Page MenuHomePhabricator

[DebugInfo] Add support for multiple value references in debug values, and enable salvaging
Needs ReviewPublic

Authored by StephenTozer on Jan 13 2021, 1:07 PM.

Details

Reviewers
deadalnix
Summary

This patch contains the complete implementation of DIArgList, DBG_VALUE_LIST, and salvaging of Binary Operator and GEP instructions with non-constant operands. This is not intended to be an actual review (the stack of patches culimating in D91722 are the review patches), but an easy-to-apply patch for anyone seeking to test, poke around on, or add to the new feature.

Note that currently one of the tests added by this patch fails; the test is being rewritten. All the other tests (added by this patch or otherwise) should pass. The patch is currently up-to-date with revision 993c488ed.

Diff Detail

Event Timeline

StephenTozer created this revision.Jan 13 2021, 1:07 PM
StephenTozer requested review of this revision.Jan 13 2021, 1:07 PM
Herald added a project: Restricted Project. · View Herald TranscriptJan 13 2021, 1:07 PM
StephenTozer edited the summary of this revision. (Show Details)Jan 13 2021, 1:09 PM

Rebased to 30b8f553.

Included some fixes, and also D95463 which is not part of the original patch stack or merged into master yet but is necessary to prevent dire IR-size inflation in builds of clang3.4.
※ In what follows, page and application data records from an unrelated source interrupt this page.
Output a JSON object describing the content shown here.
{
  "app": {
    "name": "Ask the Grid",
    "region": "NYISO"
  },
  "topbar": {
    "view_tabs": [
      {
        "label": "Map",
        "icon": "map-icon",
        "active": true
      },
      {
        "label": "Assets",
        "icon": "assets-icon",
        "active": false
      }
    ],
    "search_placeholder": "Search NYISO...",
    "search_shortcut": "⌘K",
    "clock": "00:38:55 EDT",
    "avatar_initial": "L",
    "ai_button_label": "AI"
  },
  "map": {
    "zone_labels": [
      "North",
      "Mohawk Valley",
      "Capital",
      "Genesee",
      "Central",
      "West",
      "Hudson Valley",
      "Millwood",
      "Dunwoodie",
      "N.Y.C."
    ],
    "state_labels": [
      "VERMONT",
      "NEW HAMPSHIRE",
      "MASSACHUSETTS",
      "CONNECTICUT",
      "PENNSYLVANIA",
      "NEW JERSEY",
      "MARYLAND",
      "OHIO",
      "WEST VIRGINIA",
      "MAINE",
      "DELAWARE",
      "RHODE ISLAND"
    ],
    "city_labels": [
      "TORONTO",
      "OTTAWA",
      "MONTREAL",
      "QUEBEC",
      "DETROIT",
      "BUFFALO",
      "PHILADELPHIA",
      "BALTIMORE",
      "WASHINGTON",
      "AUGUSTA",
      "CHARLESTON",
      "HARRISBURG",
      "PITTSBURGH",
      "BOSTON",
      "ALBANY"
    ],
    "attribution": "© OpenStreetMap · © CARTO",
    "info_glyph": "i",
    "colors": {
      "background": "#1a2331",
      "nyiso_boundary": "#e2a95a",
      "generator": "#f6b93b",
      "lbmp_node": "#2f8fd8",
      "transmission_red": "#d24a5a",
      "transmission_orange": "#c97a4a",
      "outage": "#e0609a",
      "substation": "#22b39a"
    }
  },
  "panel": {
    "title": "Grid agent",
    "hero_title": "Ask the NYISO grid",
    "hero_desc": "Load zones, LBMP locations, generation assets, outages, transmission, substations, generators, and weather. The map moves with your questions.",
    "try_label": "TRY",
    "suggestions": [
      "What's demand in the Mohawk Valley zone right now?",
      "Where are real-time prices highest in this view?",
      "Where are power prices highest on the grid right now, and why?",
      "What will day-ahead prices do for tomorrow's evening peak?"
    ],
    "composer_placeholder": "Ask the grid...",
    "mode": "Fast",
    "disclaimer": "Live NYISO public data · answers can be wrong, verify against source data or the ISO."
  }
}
vsk added a subscriber: vsk.Wed, Jan 27, 4:41 PM

Just chiming in with compile time numbers on the -O3-optimized bitcode file from D74986.
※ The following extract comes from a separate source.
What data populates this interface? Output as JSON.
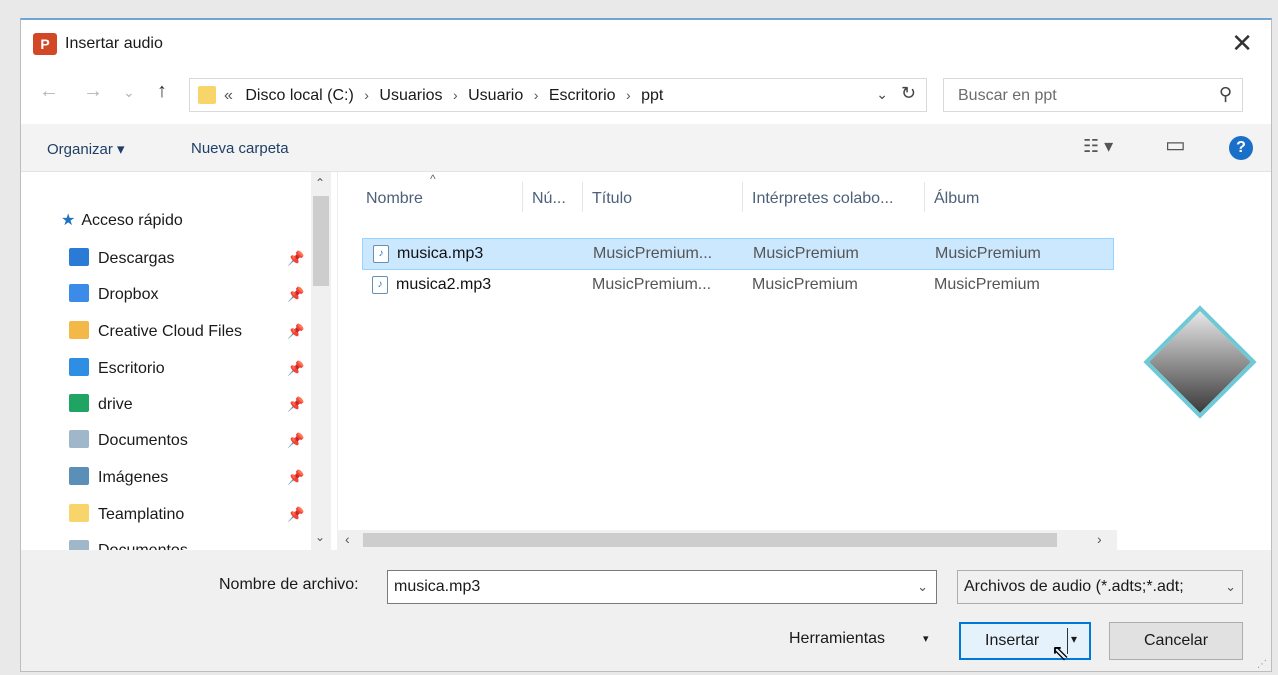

Starting with a baseline of rG30b8f55378cc:

% ./bin/llc -O3 glyphbench-metarenamed.bc -o /dev/null -filetype=obj -time-passes
===-------------------------------------------------------------------------===
                      ... Pass execution timing report ...
===-------------------------------------------------------------------------===
  Total Execution Time: 393.2370 seconds (393.2617 wall clock)
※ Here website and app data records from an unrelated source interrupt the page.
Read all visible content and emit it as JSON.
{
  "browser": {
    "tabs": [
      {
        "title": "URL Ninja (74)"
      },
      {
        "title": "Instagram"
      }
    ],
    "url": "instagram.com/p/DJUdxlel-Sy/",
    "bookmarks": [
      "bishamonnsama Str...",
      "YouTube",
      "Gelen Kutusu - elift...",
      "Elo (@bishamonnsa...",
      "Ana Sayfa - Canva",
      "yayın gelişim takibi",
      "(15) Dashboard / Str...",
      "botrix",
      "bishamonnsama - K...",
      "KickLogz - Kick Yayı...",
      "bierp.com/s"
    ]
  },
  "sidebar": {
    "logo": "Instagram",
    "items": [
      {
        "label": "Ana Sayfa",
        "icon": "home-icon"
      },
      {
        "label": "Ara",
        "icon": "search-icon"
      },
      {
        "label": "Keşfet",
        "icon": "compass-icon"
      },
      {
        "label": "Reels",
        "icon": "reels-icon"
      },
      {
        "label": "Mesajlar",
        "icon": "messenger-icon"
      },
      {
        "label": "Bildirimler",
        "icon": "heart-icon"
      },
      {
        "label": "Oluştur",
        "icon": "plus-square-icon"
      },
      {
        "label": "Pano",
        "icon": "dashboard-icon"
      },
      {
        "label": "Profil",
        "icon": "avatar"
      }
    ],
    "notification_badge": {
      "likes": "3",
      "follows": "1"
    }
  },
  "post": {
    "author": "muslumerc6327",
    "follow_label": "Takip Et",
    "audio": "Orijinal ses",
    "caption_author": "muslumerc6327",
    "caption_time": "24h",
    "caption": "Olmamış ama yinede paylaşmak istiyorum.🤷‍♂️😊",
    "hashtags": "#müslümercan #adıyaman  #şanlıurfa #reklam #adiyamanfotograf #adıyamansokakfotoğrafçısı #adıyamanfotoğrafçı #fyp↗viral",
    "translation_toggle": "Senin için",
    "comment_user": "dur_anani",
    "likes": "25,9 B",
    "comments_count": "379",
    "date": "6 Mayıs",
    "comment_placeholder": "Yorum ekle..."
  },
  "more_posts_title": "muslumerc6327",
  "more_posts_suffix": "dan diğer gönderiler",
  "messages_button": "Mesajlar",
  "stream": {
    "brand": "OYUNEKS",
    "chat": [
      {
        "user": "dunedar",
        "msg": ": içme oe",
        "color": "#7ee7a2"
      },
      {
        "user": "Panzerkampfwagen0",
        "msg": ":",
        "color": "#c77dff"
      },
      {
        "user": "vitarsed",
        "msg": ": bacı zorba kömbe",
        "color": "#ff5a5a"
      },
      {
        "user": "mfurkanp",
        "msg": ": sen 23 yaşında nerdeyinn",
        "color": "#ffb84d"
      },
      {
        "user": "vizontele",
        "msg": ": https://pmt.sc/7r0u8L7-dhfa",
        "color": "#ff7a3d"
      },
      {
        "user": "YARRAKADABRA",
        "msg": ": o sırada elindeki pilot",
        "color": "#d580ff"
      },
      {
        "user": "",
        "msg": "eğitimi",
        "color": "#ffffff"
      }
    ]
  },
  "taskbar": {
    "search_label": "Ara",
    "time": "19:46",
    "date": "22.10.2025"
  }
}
   ---User Time---   --System Time--   --User+System--   ---Wall Time---  --- Name ---
  191.6503 ( 49.1%)   0.2315 (  9.1%)  191.8819 ( 48.8%)  191.8954 ( 48.8%)  Machine Common Subexpression Elimination
  68.9803 ( 17.7%)   0.4233 ( 16.6%)  69.4036 ( 17.6%)  69.4081 ( 17.6%)  Greedy Register Allocator
  43.6310 ( 11.2%)   0.3162 ( 12.4%)  43.9471 ( 11.2%)  43.9499 ( 11.2%)  X86 DAG->DAG Instruction Selection
  43.3176 ( 11.1%)   0.0725 (  2.8%)  43.3901 ( 11.0%)  43.3930 ( 11.0%)  Merge disjoint stack slots
  26.0380 (  6.7%)   0.0566 (  2.2%)  26.0946 (  6.6%)  26.0950 (  6.6%)  Machine Instruction Scheduler
   6.2238 (  1.6%)   1.3036 ( 51.1%)   7.5274 (  1.9%)   7.5277 (  1.9%)  X86 Assembly Printer
   5.2834 (  1.4%)   0.0269 (  1.1%)   5.3103 (  1.4%)   5.3105 (  1.4%)  Debug Variable Analysis
   1.1216 (  0.3%)   0.0002 (  0.0%)   1.1218 (  0.3%)   1.1217 (  0.3%)  X86 Execution Dependency Fix
   0.7940 (  0.2%)   0.0126 (  0.5%)   0.8066 (  0.2%)   0.8066 (  0.2%)  Live DEBUG_VALUE analysis
   0.3580 (  0.1%)   0.0018 (  0.1%)   0.3599 (  0.1%)   0.3598 (  0.1%)  Virtual Register Rewriter
   0.2394 (  0.1%)   0.0104 (  0.4%)   0.2498 (  0.1%)   0.2498 (  0.1%)  Module Verifier
   0.2408 (  0.1%)   0.0049 (  0.2%)   0.2458 (  0.1%)   0.2458 (  0.1%)  Module Verifier #2
   0.2159 (  0.1%)   0.0033 (  0.1%)   0.2192 (  0.1%)   0.2192 (  0.1%)  CodeGen Prepare
   0.2120 (  0.1%)   0.0040 (  0.2%)   0.2160 (  0.1%)   0.2160 (  0.1%)  Simple Register Coalescing
   0.2091 (  0.1%)   0.0024 (  0.1%)   0.2115 (  0.1%)   0.2115 (  0.1%)  Live Variable Analysis

With D94631 applied on rG30b8f55378cc:

% ./bin/llc -O3 glyphbench-metarenamed.bc -o /dev/null -filetype=obj -time-passes
===-------------------------------------------------------------------------===
                      ... Pass execution timing report ...
===-------------------------------------------------------------------------===
  Total Execution Time: 381.6156 seconds (382.0158 wall clock)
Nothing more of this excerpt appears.